LA QUESTION NIPPONIA NIPPON


Un titre étrange là encore… Nipponia nippon, c’est le nom scientifique de l’ibis japonais, superbe oiseau (la couverture en témoigne) dès lors tout particulièrement associé au Japon en tant que tel – comme un trésor national, pour ne pas dire nationaliste.


La belle bête, cependant, n’est plus, ou peu s’en faut… C’est peut-être à débattre, avec des questions improbables de droit du sol et de droit du sang appliquées à des oiseaux qui n’en demandent pas tant, mais sans doute est-il éclairant que le problème se pose également ainsi, et non au regard des seules rigidités scientifiques de la zoologie.

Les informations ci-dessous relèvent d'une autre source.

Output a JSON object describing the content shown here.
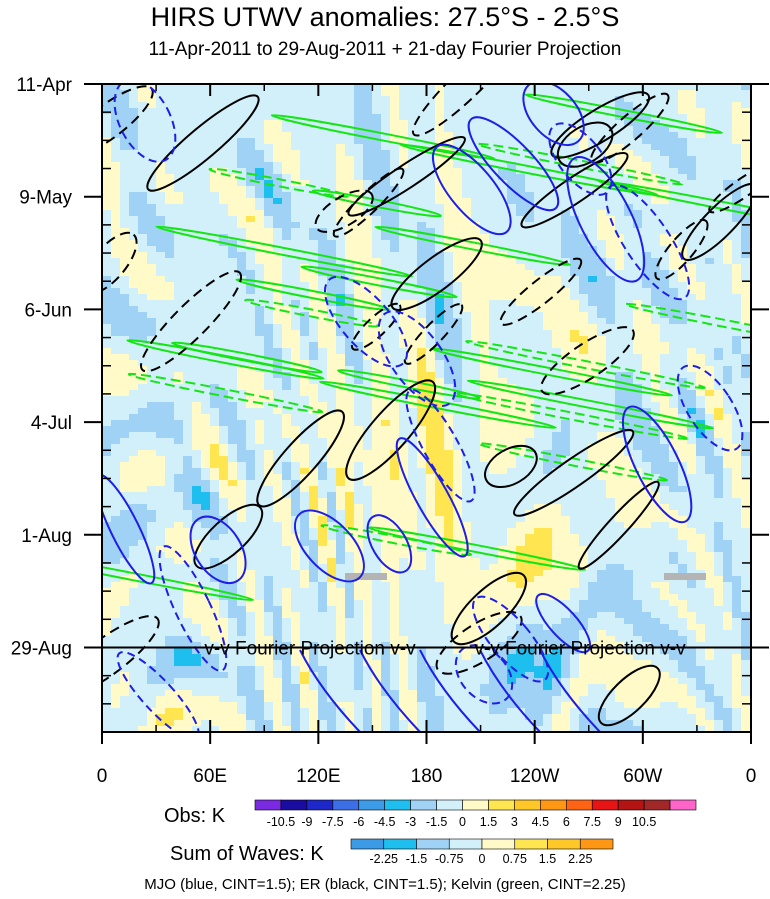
{
  "chart_data": {
    "type": "heatmap",
    "title": "HIRS UTWV anomalies: 27.5°S - 2.5°S",
    "subtitle": "11-Apr-2011 to 29-Aug-2011 + 21-day Fourier Projection",
    "x_ticks": [
      "0",
      "60E",
      "120E",
      "180",
      "120W",
      "60W",
      "0"
    ],
    "x_range": [
      0,
      360
    ],
    "y_ticks": [
      "11-Apr",
      "9-May",
      "6-Jun",
      "4-Jul",
      "1-Aug",
      "29-Aug"
    ],
    "y_range_days": [
      0,
      161
    ],
    "projection_start_day": 140,
    "projection_labels": [
      "v-v Fourier Projection v-v",
      "v-v Fourier Projection v-v"
    ],
    "obs_colorbar": {
      "title": "Obs: K",
      "colors": [
        "#7a2be2",
        "#1a0ca0",
        "#1e28c8",
        "#3c6ee6",
        "#3c9be6",
        "#1ebeef",
        "#a0d2f5",
        "#d2f0fa",
        "#fffac8",
        "#ffe650",
        "#ffc828",
        "#ff9614",
        "#ff6414",
        "#e61414",
        "#b41414",
        "#a02828",
        "#ff64c8"
      ],
      "labels": [
        "-10.5",
        "-9",
        "-7.5",
        "-6",
        "-4.5",
        "-3",
        "-1.5",
        "0",
        "1.5",
        "3",
        "4.5",
        "6",
        "7.5",
        "9",
        "10.5"
      ]
    },
    "waves_colorbar": {
      "title": "Sum of Waves: K",
      "colors": [
        "#3c9be6",
        "#1ebeef",
        "#a0d2f5",
        "#d2f0fa",
        "#fffac8",
        "#ffe650",
        "#ffc828",
        "#ff9614"
      ],
      "labels": [
        "-2.25",
        "-1.5",
        "-0.75",
        "0",
        "0.75",
        "1.5",
        "2.25"
      ]
    },
    "contour_legend": "MJO (blue, CINT=1.5); ER (black, CINT=1.5); Kelvin (green, CINT=2.25)",
    "series": [
      {
        "name": "MJO",
        "color": "#1e1ee6",
        "cint": 1.5
      },
      {
        "name": "ER",
        "color": "#000000",
        "cint": 1.5
      },
      {
        "name": "Kelvin",
        "color": "#14e614",
        "cint": 2.25
      }
    ],
    "missing_color": "#b4b4b4"
  }
}
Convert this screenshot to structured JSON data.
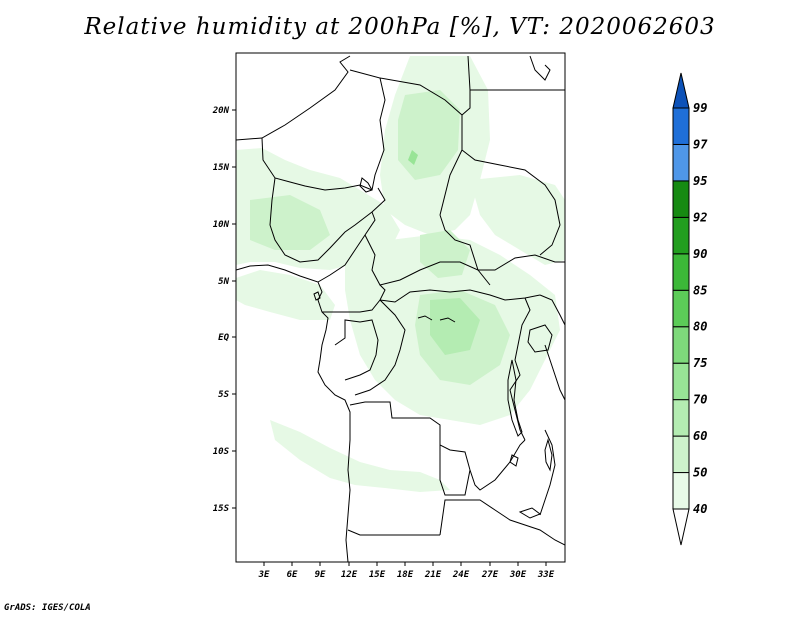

Quoi qu’il en soit, de ces ibis, il n’y en a plus véritablement : sur l’île de Sadô, leur ultime refuge, où on les « protège » dans des cages, ce sont en fait des ibis chinois qui volètent – guère plus nombreux que leurs congénères « véritablement » japonais, mais pas encore officiellement éteints.


Tout cela, à n’en pas douter, relève absurdement d’un « scénario écrit par les hommes » qui agace prodigieusement notre héros…


HARUO ET SON DESTIN


Notre héros, c’est Tôya Haruo – un jeune homme, encore mineur, 17 ans. Et on n’est pas sérieux quand on a 17 ans, hein ? À voir… Car Haruo s’est pris de passion pour ces oiseaux à part. Il y a pour lui une « question Nipponia nippon », qui appelle comme telle une solution. Laquelle ? Eh bien, dès la première ligne, le programme est annoncé, chargé encore d’une éloquente hésitation : « Trois solutions : les élever, les libérer, ou les abattre. »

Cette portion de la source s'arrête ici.